If two parties want to communicate with securely using OTP , how is the key ( that is lengthy as plain text) shared with other party for decryption ?
One way of sharing a OTP is to draw a random sequence (a huge list of randomly chosen characters or btis) in advance and to disclose it beforehand to the other party (physical meeting). The obvious disadvantage is the need to keep secret a big amount of information.
Another way is to share a short secret (key) in advance (e.g. during a physical meeting). This is much more practical in the sense that the information to be kept secret is much shorter. In order to share a random sequence as long a the plaintext to be transmitted, a cryptographic primitive is then used such as a stream cipher (or, e.g. a block cipher or hash function running in counter mode). An IV (a public short string) is used to derive a random sequence anew for each plaintext. The drawback compared to sharing a long random sequence before hand is that the random sequences thus genereated are "only" pseudo-random (i.e. in the best case scenario, they appear random to a computationally bounded adversary provided some hard computational assumption holds, such as the hardness of computing quadratic residues for instance; sometimes, the security is even more ad-hoc, like when using hash functions in counter mode).
Finally, an additional way is provided by quantum key distribution (Bennett and Brassard, 1984).

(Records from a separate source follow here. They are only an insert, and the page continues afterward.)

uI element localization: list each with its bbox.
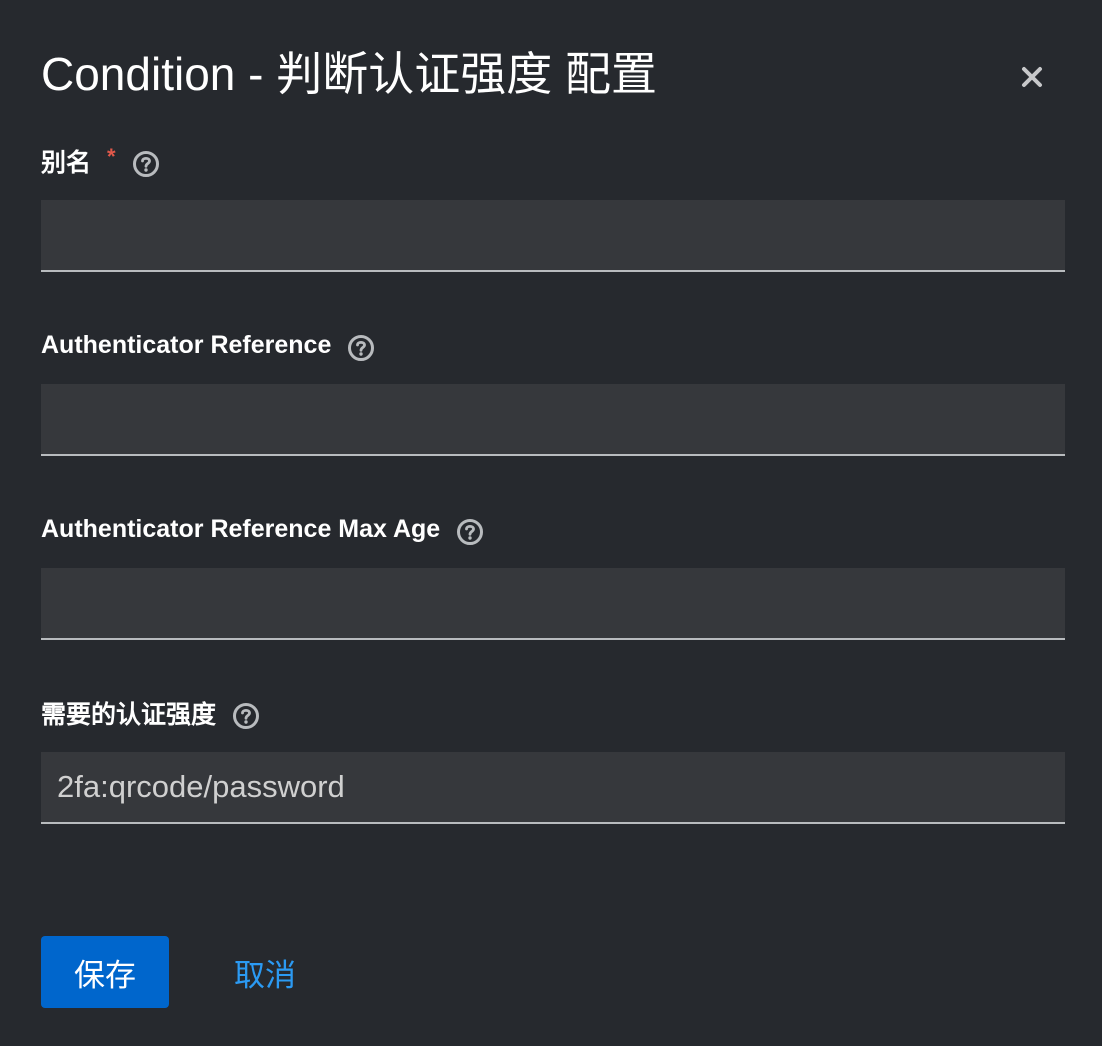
authenticator-reference-max-age-label: Authenticator Reference Max Age <box>41 514 441 543</box>
question-circle-icon[interactable] <box>347 334 375 362</box>
close-button[interactable] <box>1010 55 1054 99</box>
question-circle-icon[interactable] <box>132 150 160 178</box>
authenticator-reference-max-age-input[interactable] <box>41 568 1065 640</box>
question-circle-icon[interactable] <box>456 518 484 546</box>
required-loa-label: 需要的认证强度 <box>41 701 217 729</box>
question-circle-icon[interactable] <box>232 702 260 730</box>
alias-label-row: 别名 * <box>41 143 160 179</box>
authenticator-reference-label-row: Authenticator Reference <box>41 327 375 363</box>
authenticator-reference-max-age-label-row: Authenticator Reference Max Age <box>41 511 484 547</box>
cancel-button[interactable]: 取消 <box>217 936 313 1008</box>
save-button[interactable]: 保存 <box>41 936 169 1008</box>
alias-label: 别名 <box>41 149 92 177</box>
required-loa-input[interactable]: 2fa:qrcode/password <box>41 752 1065 824</box>
required-indicator: * <box>107 144 116 169</box>
close-icon <box>1022 67 1042 87</box>
configuration-dialog: Condition - 判断认证强度 配置 别名 * Authenticator… <box>0 0 1102 1046</box>
required-loa-label-row: 需要的认证强度 <box>41 695 260 731</box>
dialog-title: Condition - 判断认证强度 配置 <box>41 48 658 100</box>
authenticator-reference-input[interactable] <box>41 384 1065 456</box>
authenticator-reference-label: Authenticator Reference <box>41 330 332 359</box>
alias-input[interactable] <box>41 200 1065 272</box>
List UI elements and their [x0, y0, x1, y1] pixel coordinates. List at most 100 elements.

The key is distributed through a quantum channel and it is assumed that tampering will be detected due to the physical properties of the channel. The advantage is that the whole system can be made to rely on inconditionally secure primitives only. The disadvantage is that the rate of random sequence generation is pretty low nowadays and do not compete at all with the previous solution. Also, it is highly susceptible to denial of service attacks.
That's a well-known disadvantage of using OTP. Like in the ancient times, you could e.g. employ a trusted courier for that transfer.
One way to share a OTP key is to separately send several different independently-generated OTP keys, each one in its own tamper-evident package (often more than one layer).
When Bob receives the package, if the seal shows the package hasn't been opened in transit, then therefore no one has opened the package and copied or modified or entirely replaced the OTP key inside, and therefore that key is safe to use between Bob and whoever sent the package.
When Bob receives the package, if the seal shows the package has been opened (or if shippers have banged it up so much it's hard to tell), then he simply discards it. That makes the key inside that package useless to whoever might have copied or replaced it.
The various quantum key distribution systems can each be seen as a high-tech way of sending one bit at a time, and discarding bits that might have been tampered with.
The tamper-detection system isn't perfect on its own. How can Bob be sure the package came from Alice and not Mallory? If Mallory has intercepted one of the OTP key packages from Alice, how can Alice discriminate between "good" over-the-air ciphertext messages from Bob vs "bad" over-the-air ciphertext messages that claim to be from Bob, but they're actually from Mallory? How do we prevent a denial-of-service attack? There exist work-arounds to these problems by combining tamper-detection with trusted couriers, or armed couriers, or some sort of back-and-forth key-agreement protocol, or some combination.
Given that the key does not need to be constructed in any particular way any secret sharing method such as the Diffie-Hellman exchange be repeated to build up to the required key length. And simply concatenating the acquired secrets (after potentially passing them through a cryptographically secure PRNG to remove any exchange artifacts). However this method is susceptible to the same attacks as the chosen secret sharing method.